How should this patient be initially investigated by the urologist?

What is the differential diagnosis?

What local treatments are available for this patient?


How should this patient be initially investigated by the urologist?

image Patients with renal malignancies may be asymptomatic at presentation, developing symptoms once there is local extension (pain, macroscopic haematuria, varicocele) or metastatic disease, or with the development of paraneoplastic syndromes (anorexia, cachexia, erythrocytosis, thrombocytosis, hypercalcaemia and polymyalgia). The classic triad of flank pain, haematuria and a flank mass is only seen in about 10% of patients and suggests locally advanced disease.

Patients with microscopic haematuria need investigations that include assessment of the degree of anaemia, assessment of renal disease (e.g. glomerulonephritis, interstitial nephritis), urine cytological examination (which may demonstrate casts suggesting renal parenchymal disease or malignant cells shed into the urinary tract) and imaging (including a kidney-ureter-bladder [KUB] radiograph to look for calcification, e.g. calculi, calcified haematomas, calcified carcinomas).

Ultrasound is helpful in determining renal size and demonstrated the presence of renal masses. It is less sensitive than computed tomography (CT) in detecting small masses but is able to distinguish a simple cyst from a more complex one. CT urography (CTU) has largely replaced intravenous urethrography in the diagnostic pathway as it is more sensitive and provides other anatomical information. If a malignant lesion of the renal tract is seen, full staging is completed with a chest CT, which is more sensitive than a chest radiograph in detecting metastatic disease. A flexible cystoscopy is also needed to reveal any mucosal abnormality of the bladder, and it allows taking biopsy specimens for histopathological assessment. This can be done with minimal sedation, but if abnormal findings are present, examination under anaesthesia and further cystoscopy are warranted.

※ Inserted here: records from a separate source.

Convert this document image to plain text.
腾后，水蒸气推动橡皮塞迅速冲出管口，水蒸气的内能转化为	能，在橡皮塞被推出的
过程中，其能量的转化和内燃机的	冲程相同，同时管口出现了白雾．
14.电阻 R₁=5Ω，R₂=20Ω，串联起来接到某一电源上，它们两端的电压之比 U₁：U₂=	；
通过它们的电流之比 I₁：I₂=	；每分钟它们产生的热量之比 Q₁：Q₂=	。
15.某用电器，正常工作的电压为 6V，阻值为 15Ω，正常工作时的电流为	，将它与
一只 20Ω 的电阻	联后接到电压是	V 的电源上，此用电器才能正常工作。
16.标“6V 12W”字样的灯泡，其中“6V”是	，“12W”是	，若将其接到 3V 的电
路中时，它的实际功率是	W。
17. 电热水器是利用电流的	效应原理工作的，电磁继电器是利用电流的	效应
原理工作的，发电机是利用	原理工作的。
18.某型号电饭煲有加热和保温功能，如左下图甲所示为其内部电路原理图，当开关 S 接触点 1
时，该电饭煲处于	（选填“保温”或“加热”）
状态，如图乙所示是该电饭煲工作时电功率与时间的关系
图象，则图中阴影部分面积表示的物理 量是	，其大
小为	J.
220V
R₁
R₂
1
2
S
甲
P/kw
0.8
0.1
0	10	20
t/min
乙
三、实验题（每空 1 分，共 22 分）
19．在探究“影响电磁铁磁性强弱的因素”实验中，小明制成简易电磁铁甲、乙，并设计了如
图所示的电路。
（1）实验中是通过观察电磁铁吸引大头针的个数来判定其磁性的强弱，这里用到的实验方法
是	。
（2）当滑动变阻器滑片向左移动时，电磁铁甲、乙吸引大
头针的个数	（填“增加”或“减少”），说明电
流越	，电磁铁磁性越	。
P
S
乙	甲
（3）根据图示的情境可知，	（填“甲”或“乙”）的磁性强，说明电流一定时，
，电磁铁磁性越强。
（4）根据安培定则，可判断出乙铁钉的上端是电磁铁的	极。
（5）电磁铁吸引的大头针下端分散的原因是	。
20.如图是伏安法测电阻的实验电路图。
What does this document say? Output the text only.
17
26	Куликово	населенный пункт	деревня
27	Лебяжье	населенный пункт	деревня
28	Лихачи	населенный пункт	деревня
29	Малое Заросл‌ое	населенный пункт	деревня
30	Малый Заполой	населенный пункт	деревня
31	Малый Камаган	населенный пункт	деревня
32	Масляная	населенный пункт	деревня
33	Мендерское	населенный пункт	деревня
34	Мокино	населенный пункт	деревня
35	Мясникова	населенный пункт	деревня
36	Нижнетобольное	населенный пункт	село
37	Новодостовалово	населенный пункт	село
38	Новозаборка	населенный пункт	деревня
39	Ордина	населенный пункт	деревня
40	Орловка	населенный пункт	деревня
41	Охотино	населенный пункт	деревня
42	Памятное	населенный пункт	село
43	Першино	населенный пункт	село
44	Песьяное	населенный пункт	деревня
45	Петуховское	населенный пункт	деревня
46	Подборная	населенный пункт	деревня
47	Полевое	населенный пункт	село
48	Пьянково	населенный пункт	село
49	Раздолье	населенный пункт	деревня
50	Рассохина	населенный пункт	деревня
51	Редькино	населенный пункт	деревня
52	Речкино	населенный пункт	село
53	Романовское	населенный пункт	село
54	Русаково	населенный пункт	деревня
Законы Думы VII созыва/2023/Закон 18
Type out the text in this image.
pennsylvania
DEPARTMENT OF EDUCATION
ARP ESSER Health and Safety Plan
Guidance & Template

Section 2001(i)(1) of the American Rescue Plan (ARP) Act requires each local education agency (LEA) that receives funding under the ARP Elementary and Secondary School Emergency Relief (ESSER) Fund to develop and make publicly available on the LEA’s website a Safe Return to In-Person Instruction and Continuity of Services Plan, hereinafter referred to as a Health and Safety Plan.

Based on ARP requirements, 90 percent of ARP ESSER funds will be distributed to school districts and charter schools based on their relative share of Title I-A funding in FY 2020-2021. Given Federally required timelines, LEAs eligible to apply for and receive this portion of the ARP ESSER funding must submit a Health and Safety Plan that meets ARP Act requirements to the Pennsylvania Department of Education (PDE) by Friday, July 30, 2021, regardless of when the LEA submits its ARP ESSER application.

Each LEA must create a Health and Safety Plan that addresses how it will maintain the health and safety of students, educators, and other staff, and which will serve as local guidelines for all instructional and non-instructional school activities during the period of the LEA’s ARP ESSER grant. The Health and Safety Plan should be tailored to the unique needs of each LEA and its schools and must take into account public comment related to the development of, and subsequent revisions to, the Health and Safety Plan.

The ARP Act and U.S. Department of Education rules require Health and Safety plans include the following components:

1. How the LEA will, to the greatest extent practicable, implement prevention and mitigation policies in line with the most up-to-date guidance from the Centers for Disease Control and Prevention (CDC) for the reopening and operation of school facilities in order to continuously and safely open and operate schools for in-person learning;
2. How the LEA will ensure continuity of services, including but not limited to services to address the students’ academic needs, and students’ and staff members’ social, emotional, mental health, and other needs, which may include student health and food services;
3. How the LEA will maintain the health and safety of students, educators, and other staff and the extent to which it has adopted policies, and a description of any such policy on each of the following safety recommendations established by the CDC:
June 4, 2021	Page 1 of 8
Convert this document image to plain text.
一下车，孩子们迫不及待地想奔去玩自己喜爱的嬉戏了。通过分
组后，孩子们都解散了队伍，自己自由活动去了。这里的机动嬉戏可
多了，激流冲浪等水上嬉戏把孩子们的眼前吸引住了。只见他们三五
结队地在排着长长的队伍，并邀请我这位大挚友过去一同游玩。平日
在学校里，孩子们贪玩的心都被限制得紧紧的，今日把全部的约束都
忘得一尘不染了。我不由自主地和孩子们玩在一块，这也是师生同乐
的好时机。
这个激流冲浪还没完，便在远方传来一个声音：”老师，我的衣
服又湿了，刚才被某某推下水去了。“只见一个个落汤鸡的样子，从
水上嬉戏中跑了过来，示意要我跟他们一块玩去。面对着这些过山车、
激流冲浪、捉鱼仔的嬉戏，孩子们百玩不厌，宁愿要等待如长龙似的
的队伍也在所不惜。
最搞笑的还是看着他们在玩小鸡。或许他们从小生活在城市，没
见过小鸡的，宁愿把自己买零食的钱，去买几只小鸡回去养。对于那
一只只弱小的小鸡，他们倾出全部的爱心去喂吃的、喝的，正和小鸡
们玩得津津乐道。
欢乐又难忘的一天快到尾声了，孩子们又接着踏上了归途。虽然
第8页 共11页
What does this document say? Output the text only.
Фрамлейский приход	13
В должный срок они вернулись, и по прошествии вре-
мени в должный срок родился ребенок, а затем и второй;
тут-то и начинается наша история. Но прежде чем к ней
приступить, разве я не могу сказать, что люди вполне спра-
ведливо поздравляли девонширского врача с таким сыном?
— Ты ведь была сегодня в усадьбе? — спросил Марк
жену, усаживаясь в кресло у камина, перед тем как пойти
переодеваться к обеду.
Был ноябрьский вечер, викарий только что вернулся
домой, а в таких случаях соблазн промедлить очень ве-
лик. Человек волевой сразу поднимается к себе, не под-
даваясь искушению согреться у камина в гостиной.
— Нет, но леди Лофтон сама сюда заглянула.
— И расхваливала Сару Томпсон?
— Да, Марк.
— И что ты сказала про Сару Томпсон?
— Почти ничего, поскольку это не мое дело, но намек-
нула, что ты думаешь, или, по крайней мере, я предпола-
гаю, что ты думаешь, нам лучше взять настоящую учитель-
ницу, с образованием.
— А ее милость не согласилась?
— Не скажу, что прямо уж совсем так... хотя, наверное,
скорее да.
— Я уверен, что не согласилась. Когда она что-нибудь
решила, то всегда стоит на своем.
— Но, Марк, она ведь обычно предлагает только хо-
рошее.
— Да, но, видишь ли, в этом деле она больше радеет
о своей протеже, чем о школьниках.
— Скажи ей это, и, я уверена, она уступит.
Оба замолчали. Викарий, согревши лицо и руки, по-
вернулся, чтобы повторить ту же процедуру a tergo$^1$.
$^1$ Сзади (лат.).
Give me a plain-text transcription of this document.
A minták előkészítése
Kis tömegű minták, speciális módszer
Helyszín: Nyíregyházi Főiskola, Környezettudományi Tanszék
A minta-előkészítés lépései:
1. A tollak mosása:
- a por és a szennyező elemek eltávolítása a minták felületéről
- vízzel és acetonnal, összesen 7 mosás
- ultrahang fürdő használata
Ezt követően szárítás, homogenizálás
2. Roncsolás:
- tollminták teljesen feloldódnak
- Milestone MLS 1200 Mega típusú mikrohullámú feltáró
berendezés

What is the differential diagnosis?

The differential diagnosis of a solid mass in the kidney includes malignant causes such as renal cell carcinomas (RCCs) (clear cell 75–85%, papillary 15%, chromophobe 5%, collecting duct 1%), transitional cell carcinomas or less commonly lymphomas and sarcomas. Secondary deposits (e.g. lung, ovary, breast and colon) can also occur. Benign causes include angiomyolipomas/hamartomas, oncocytomas and benign adenomas.

Of all small solid CT-enhancing renal masses 83–90% prove to be RCC on histopathological analysis,1,2 the remainder including renal adenomas and oncocytomas.